Instructions:
Sauté the vegetables:
In a large skillet, heat olive oil over medium heat. Add the onion and cook until soft. Stir in the bell peppers, zucchini, and grated sweet potato. Cook for about 5–7 minutes until vegetables are tender.
Spice it up:
Add the garlic, cumin, paprika, cinnamon, salt, and pepper. Stir and let the spices bloom for 1–2 minutes.
Simmer the sauce:
Add the chopped tomatoes, tomato paste, and broth. Stir to combine. Simmer uncovered for 10–15 minutes until the sauce thickens. Taste and add sugar if the tomatoes are too acidic.
Add the eggs:
Make small wells in the sauce and crack the eggs into them. Cover the skillet and cook for 6–8 minutes until whites are set but yolks remain runny (or to your liking).
Garnish:
Sprinkle with crumbled feta, herbs, and optional pomegranate seeds for a seasonal finish.
Serving and Storage Tips:
Serve hot, directly from the skillet with crusty bread, pita, or warm flatbread.
Store leftovers in an airtight container for up to 3 days in the fridge.
Reheat gently on the stove or in the microwave. Avoid overcooking the eggs when reheating.
Variations:
Spicy version: Add chopped jalapeños or chili flakes for heat.
Vegan version: Skip the eggs and add chickpeas or tofu cubes for protein.
Green shakshuka: Use kale, spinach, and green peppers with a tomatillo-based sauce.
Cheesy delight: Mix shredded mozzarella or goat cheese into the sauce before adding eggs.
FAQs:
Q: Can I use canned tomatoes instead of fresh?

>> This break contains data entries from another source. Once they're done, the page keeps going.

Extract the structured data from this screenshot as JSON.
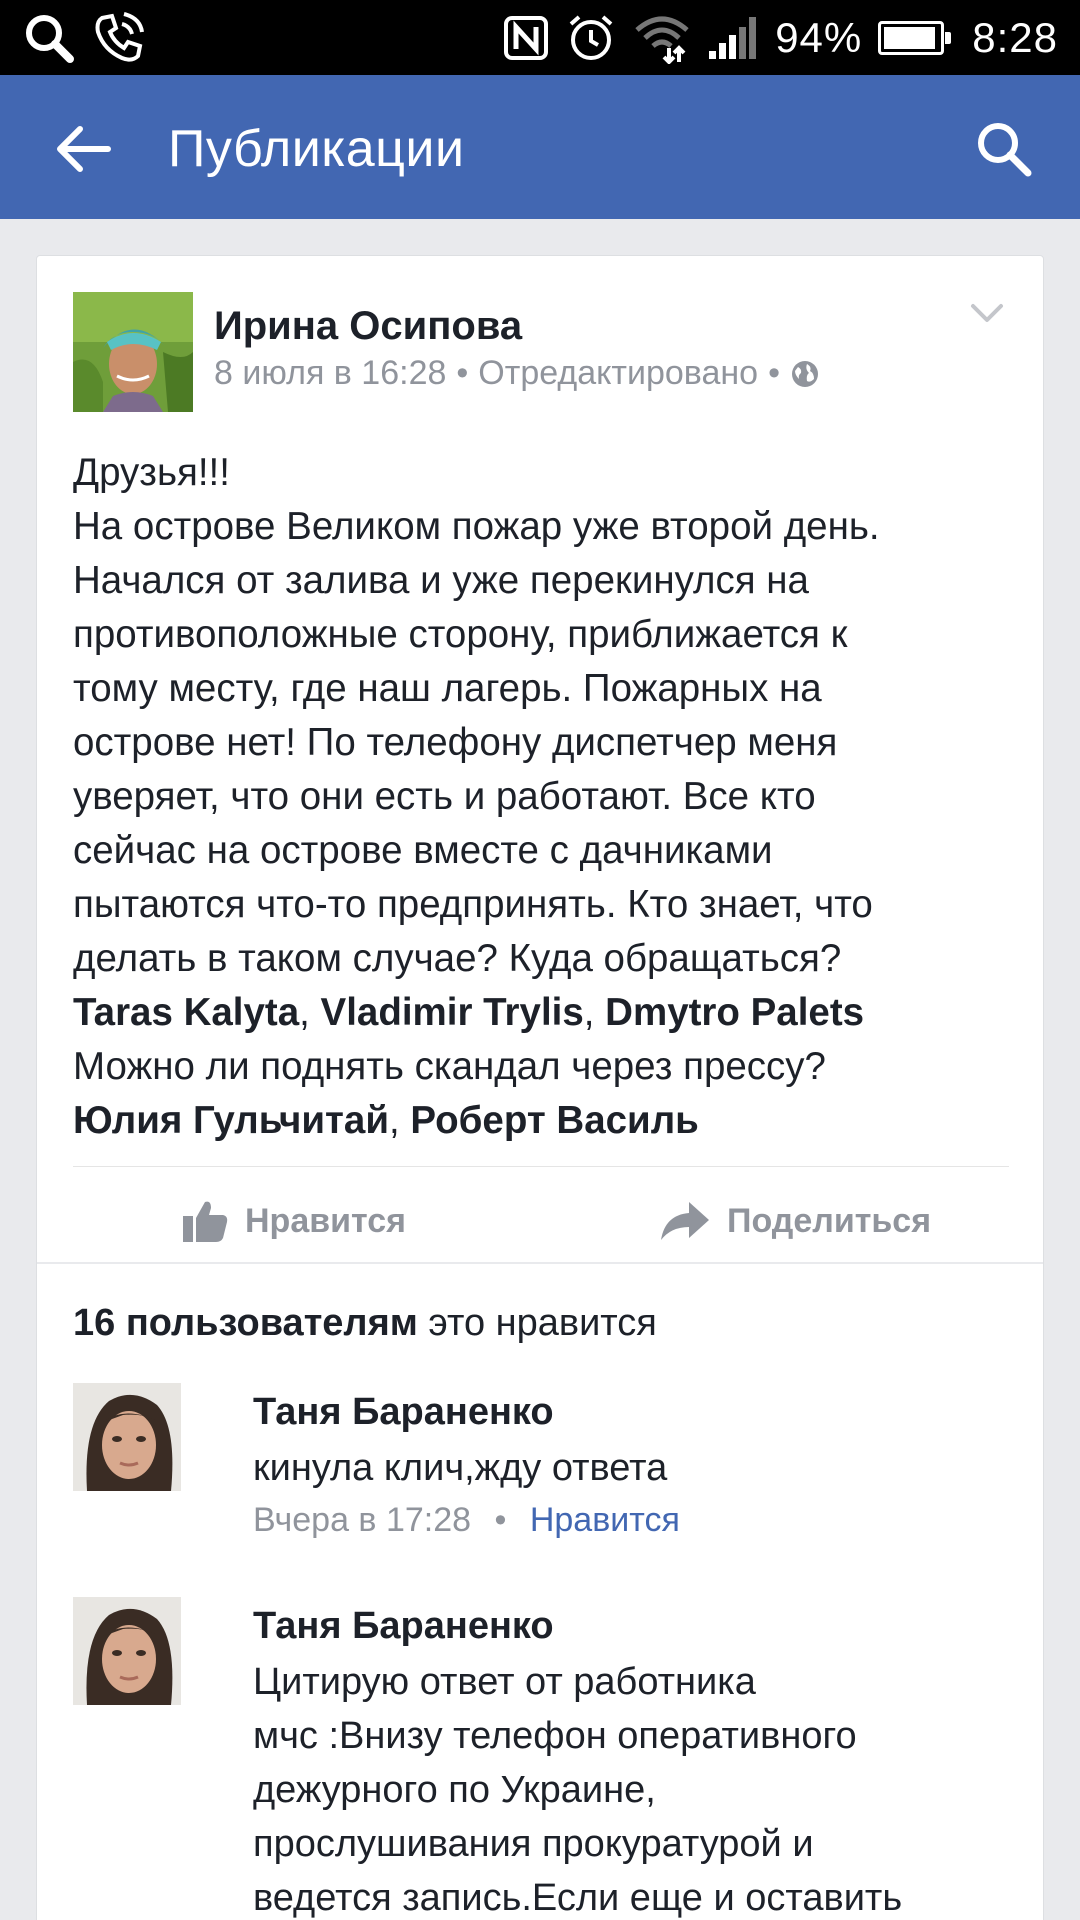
{
  "status_bar": {
    "battery_text": "94%",
    "battery_level": 0.94,
    "time": "8:28",
    "icons": [
      "search-icon",
      "phone-wifi-icon",
      "nfc-icon",
      "alarm-icon",
      "wifi-icon",
      "signal-icon",
      "battery-icon"
    ]
  },
  "app_bar": {
    "title": "Публикации",
    "icons": [
      "back-arrow-icon",
      "search-icon"
    ],
    "color": "#4267b2"
  },
  "post": {
    "author": "Ирина Осипова",
    "date": "8 июля в 16:28",
    "separator": "•",
    "edited": "Отредактировано",
    "separator2": "•",
    "privacy_icon": "globe-icon",
    "menu_icon": "chevron-down-icon",
    "lines": [
      "Друзья!!!",
      "На острове Великом пожар уже второй день.",
      "Начался от залива и уже перекинулся на",
      "противоположные сторону, приближается к",
      "тому месту, где наш лагерь. Пожарных на",
      "острове нет! По телефону диспетчер меня",
      "уверяет, что они есть и работают. Все кто",
      "сейчас на острове вместе с дачниками",
      "пытаются что-то предпринять. Кто знает, что",
      "делать в таком случае? Куда обращаться?"
    ],
    "tags1": [
      "Taras Kalyta",
      "Vladimir Trylis",
      "Dmytro Palets"
    ],
    "tag_sep": ", ",
    "line_after_tags": "Можно ли поднять скандал через прессу?",
    "tags2": [
      "Юлия Гульчитай",
      "Роберт Василь"
    ]
  },
  "actions": {
    "like_label": "Нравится",
    "share_label": "Поделиться"
  },
  "likes_summary": {
    "count_text": "16 пользователям",
    "rest_text": " это нравится"
  },
  "comments": [
    {
      "author": "Таня Бараненко",
      "lines": [
        "кинула клич,жду ответа"
      ],
      "time": "Вчера в 17:28",
      "dot": "•",
      "like_label": "Нравится"
    },
    {
      "author": "Таня Бараненко",
      "lines": [
        "Цитирую ответ от работника",
        "мчс :Внизу телефон оперативного",
        "дежурного по Украине,",
        "прослушивания прокуратурой и",
        "ведется запись.Если еще и оставить"
      ]
    }
  ]
}
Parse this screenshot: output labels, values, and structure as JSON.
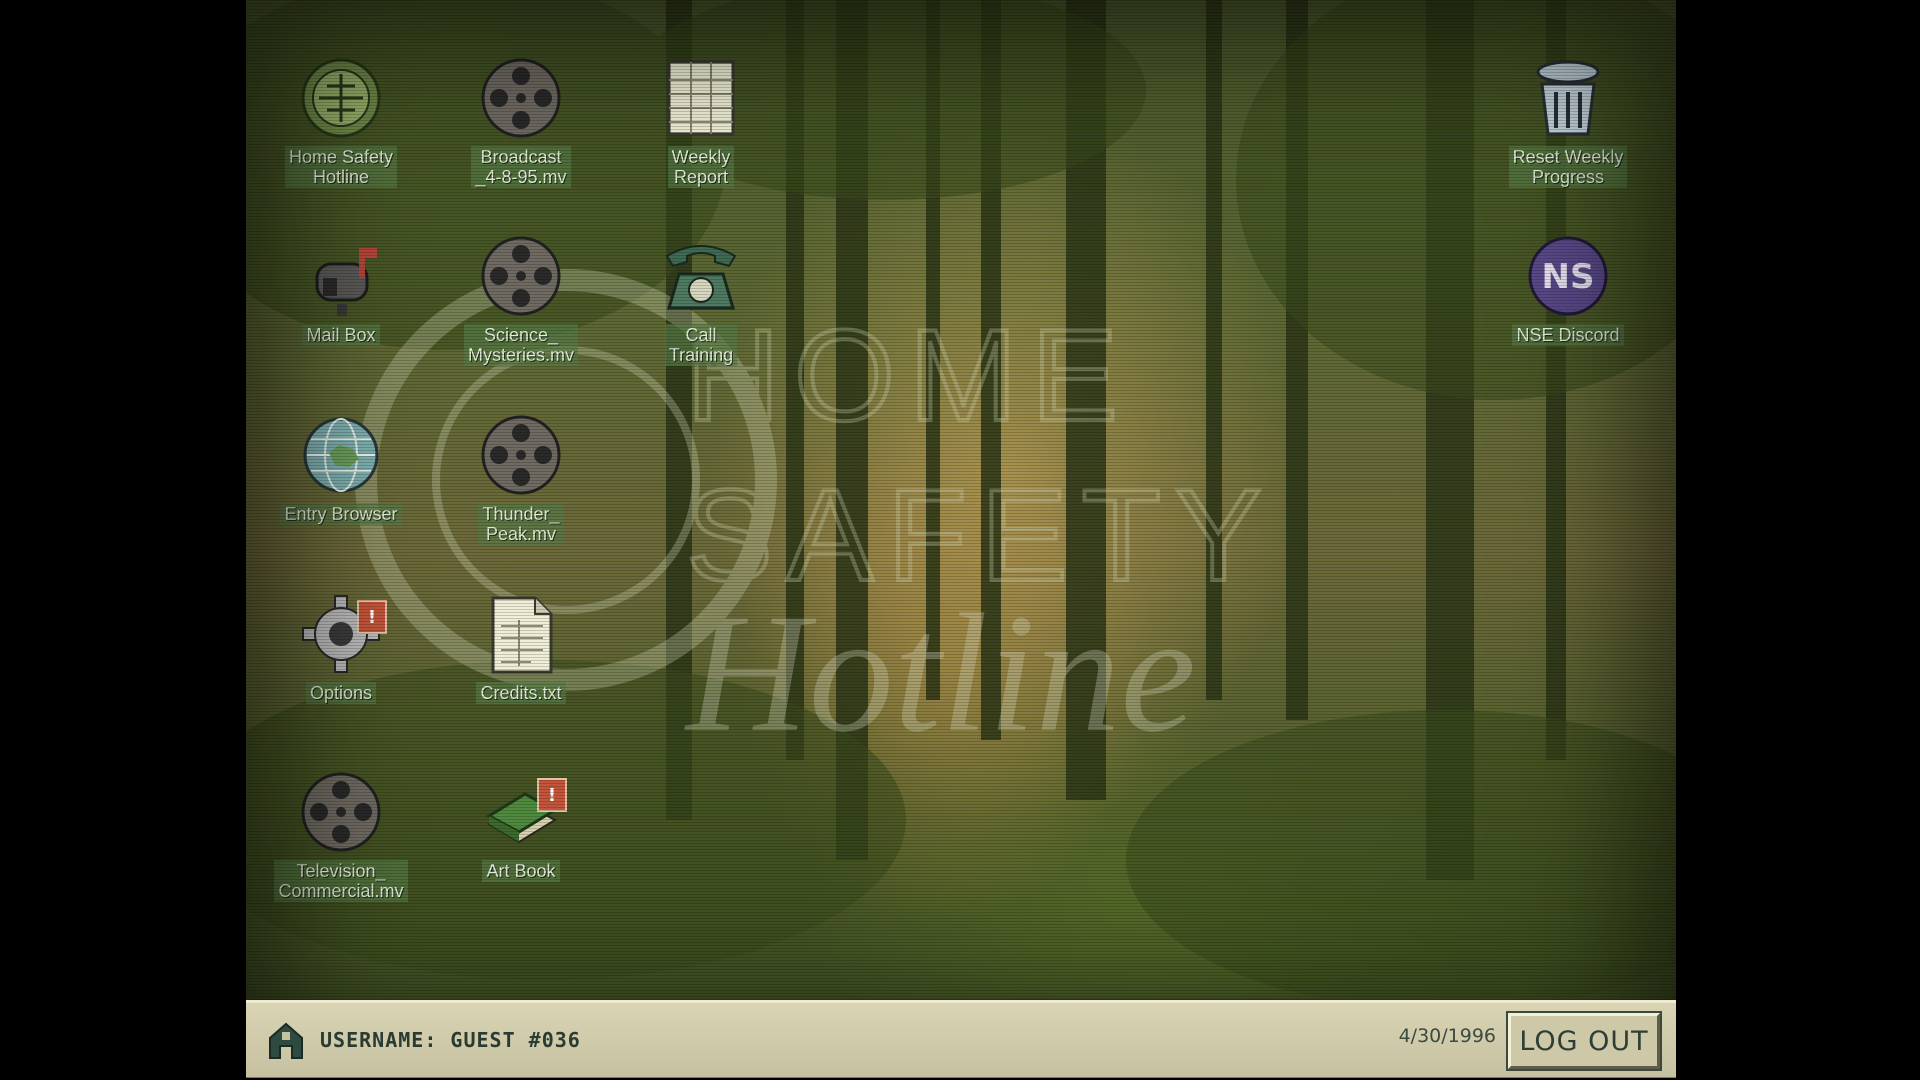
{
  "desktop": {
    "icons": [
      {
        "label": "Home Safety\nHotline"
      },
      {
        "label": "Broadcast\n_4-8-95.mv"
      },
      {
        "label": "Weekly\nReport"
      },
      {
        "label": "Reset Weekly\nProgress"
      },
      {
        "label": "Mail Box"
      },
      {
        "label": "Science_\nMysteries.mv"
      },
      {
        "label": "Call\nTraining"
      },
      {
        "label": "NSE Discord"
      },
      {
        "label": "Entry Browser"
      },
      {
        "label": "Thunder_\nPeak.mv"
      },
      {
        "label": "Options",
        "badge": "!"
      },
      {
        "label": "Credits.txt"
      },
      {
        "label": "Television_\nCommercial.mv"
      },
      {
        "label": "Art Book",
        "badge": "!"
      }
    ],
    "nse_text": "NS",
    "watermark": {
      "line1": "HOME",
      "line2": "SAFETY",
      "line3": "Hotline"
    }
  },
  "taskbar": {
    "username": "USERNAME: GUEST #036",
    "date": "4/30/1996",
    "logout_label": "LOG OUT"
  },
  "colors": {
    "label_bg": "#567a46",
    "taskbar_bg": "#d9d4b4",
    "badge": "#c4553a"
  }
}
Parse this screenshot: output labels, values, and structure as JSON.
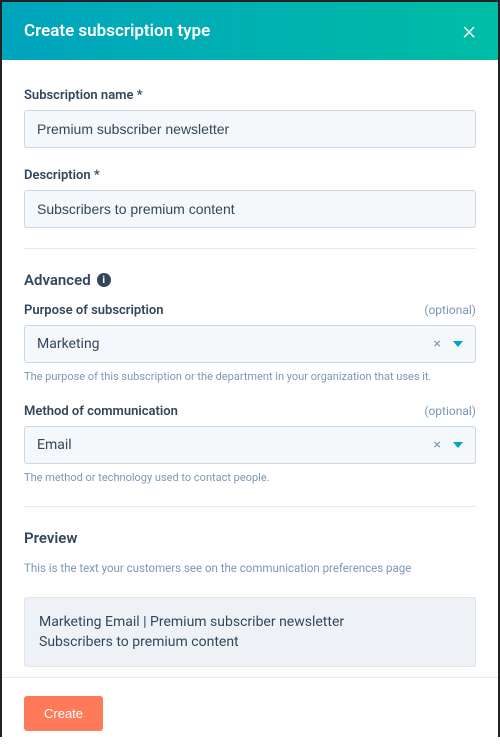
{
  "header": {
    "title": "Create subscription type"
  },
  "fields": {
    "name": {
      "label": "Subscription name *",
      "value": "Premium subscriber newsletter"
    },
    "description": {
      "label": "Description *",
      "value": "Subscribers to premium content"
    }
  },
  "advanced": {
    "title": "Advanced",
    "purpose": {
      "label": "Purpose of subscription",
      "optional": "(optional)",
      "value": "Marketing",
      "help": "The purpose of this subscription or the department in your organization that uses it."
    },
    "method": {
      "label": "Method of communication",
      "optional": "(optional)",
      "value": "Email",
      "help": "The method or technology used to contact people."
    }
  },
  "preview": {
    "title": "Preview",
    "description": "This is the text your customers see on the communication preferences page",
    "line1": "Marketing Email | Premium subscriber newsletter",
    "line2": "Subscribers to premium content"
  },
  "footer": {
    "create": "Create"
  }
}
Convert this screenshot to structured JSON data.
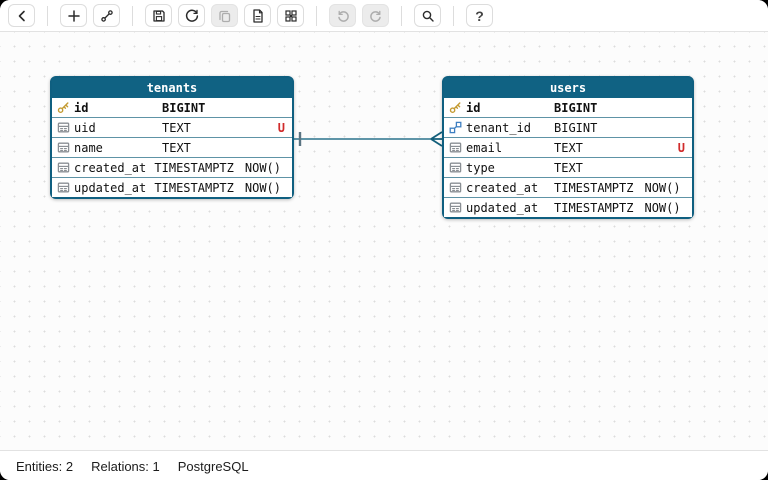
{
  "toolbar": {
    "icons": [
      "back-icon",
      "add-table-icon",
      "add-relation-icon",
      "save-icon",
      "reload-icon",
      "copy-icon",
      "export-sql-icon",
      "layout-grid-icon",
      "undo-icon",
      "redo-icon",
      "search-icon",
      "help-icon"
    ],
    "help_label": "?"
  },
  "diagram": {
    "tables": [
      {
        "name": "tenants",
        "columns": [
          {
            "icon": "primary-key",
            "name": "id",
            "type": "BIGINT",
            "default": "",
            "unique": ""
          },
          {
            "icon": "column",
            "name": "uid",
            "type": "TEXT",
            "default": "",
            "unique": "U"
          },
          {
            "icon": "column",
            "name": "name",
            "type": "TEXT",
            "default": "",
            "unique": ""
          },
          {
            "icon": "column",
            "name": "created_at",
            "type": "TIMESTAMPTZ",
            "default": "NOW()",
            "unique": ""
          },
          {
            "icon": "column",
            "name": "updated_at",
            "type": "TIMESTAMPTZ",
            "default": "NOW()",
            "unique": ""
          }
        ]
      },
      {
        "name": "users",
        "columns": [
          {
            "icon": "primary-key",
            "name": "id",
            "type": "BIGINT",
            "default": "",
            "unique": ""
          },
          {
            "icon": "foreign-key",
            "name": "tenant_id",
            "type": "BIGINT",
            "default": "",
            "unique": ""
          },
          {
            "icon": "column",
            "name": "email",
            "type": "TEXT",
            "default": "",
            "unique": "U"
          },
          {
            "icon": "column",
            "name": "type",
            "type": "TEXT",
            "default": "",
            "unique": ""
          },
          {
            "icon": "column",
            "name": "created_at",
            "type": "TIMESTAMPTZ",
            "default": "NOW()",
            "unique": ""
          },
          {
            "icon": "column",
            "name": "updated_at",
            "type": "TIMESTAMPTZ",
            "default": "NOW()",
            "unique": ""
          }
        ]
      }
    ],
    "relations": [
      {
        "from_table": "tenants",
        "to_table": "users",
        "from_cardinality": "one",
        "to_cardinality": "many"
      }
    ]
  },
  "statusbar": {
    "entities_label": "Entities: 2",
    "relations_label": "Relations: 1",
    "dialect_label": "PostgreSQL"
  },
  "colors": {
    "header_teal": "#106283",
    "border_teal": "#0f5f80",
    "row_separator": "#5e93a6",
    "relation_line": "#5f95a8",
    "primary_key_gold": "#c49b32",
    "foreign_key_blue": "#3d7fc1",
    "unique_red": "#d02b2b"
  }
}
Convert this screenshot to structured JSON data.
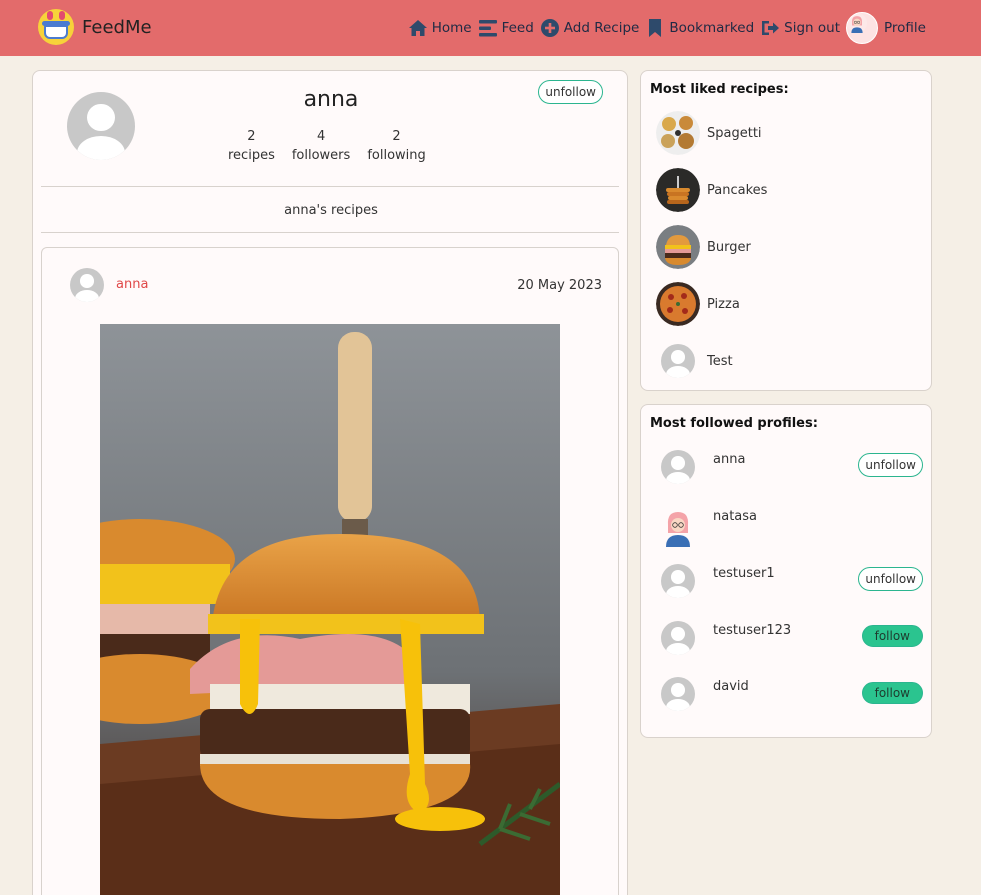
{
  "nav": {
    "brand": "FeedMe",
    "links": [
      {
        "label": "Home",
        "icon": "home-icon"
      },
      {
        "label": "Feed",
        "icon": "bars-icon"
      },
      {
        "label": "Add Recipe",
        "icon": "plus-circle-icon"
      },
      {
        "label": "Bookmarked",
        "icon": "bookmark-icon"
      },
      {
        "label": "Sign out",
        "icon": "sign-out-icon"
      },
      {
        "label": "Profile",
        "icon": "avatar"
      }
    ]
  },
  "profile": {
    "name": "anna",
    "stats": [
      {
        "count": "2",
        "label": "recipes"
      },
      {
        "count": "4",
        "label": "followers"
      },
      {
        "count": "2",
        "label": "following"
      }
    ],
    "action": "unfollow",
    "section_label": "anna's recipes"
  },
  "post": {
    "author": "anna",
    "date": "20 May 2023"
  },
  "liked": {
    "title": "Most liked recipes:",
    "items": [
      {
        "name": "Spagetti"
      },
      {
        "name": "Pancakes"
      },
      {
        "name": "Burger"
      },
      {
        "name": "Pizza"
      },
      {
        "name": "Test"
      }
    ]
  },
  "followed": {
    "title": "Most followed profiles:",
    "items": [
      {
        "name": "anna",
        "action": "unfollow"
      },
      {
        "name": "natasa",
        "action": ""
      },
      {
        "name": "testuser1",
        "action": "unfollow"
      },
      {
        "name": "testuser123",
        "action": "follow"
      },
      {
        "name": "david",
        "action": "follow"
      }
    ]
  },
  "colors": {
    "navbar": "#e36b6b",
    "background": "#f5efe6",
    "accent_green": "#2bc48f",
    "author_red": "#e04848"
  }
}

A: Yes! Canned diced tomatoes work well and save time, especially in autumn when fresh tomatoes are less sweet.
Q: How do I know when the eggs are done?
A: The whites should be firm and the yolks slightly jiggly. Covering the skillet helps cook them evenly.
Q: Can I make this in advance?
A: You can prep the sauce a day ahead. Add the eggs and cook them just before serving for the best texture.
Q: What bread pairs well with shakshuka?
A: Sourdough, pita, or any rustic bread with a good crust will soak up the sauce perfectly.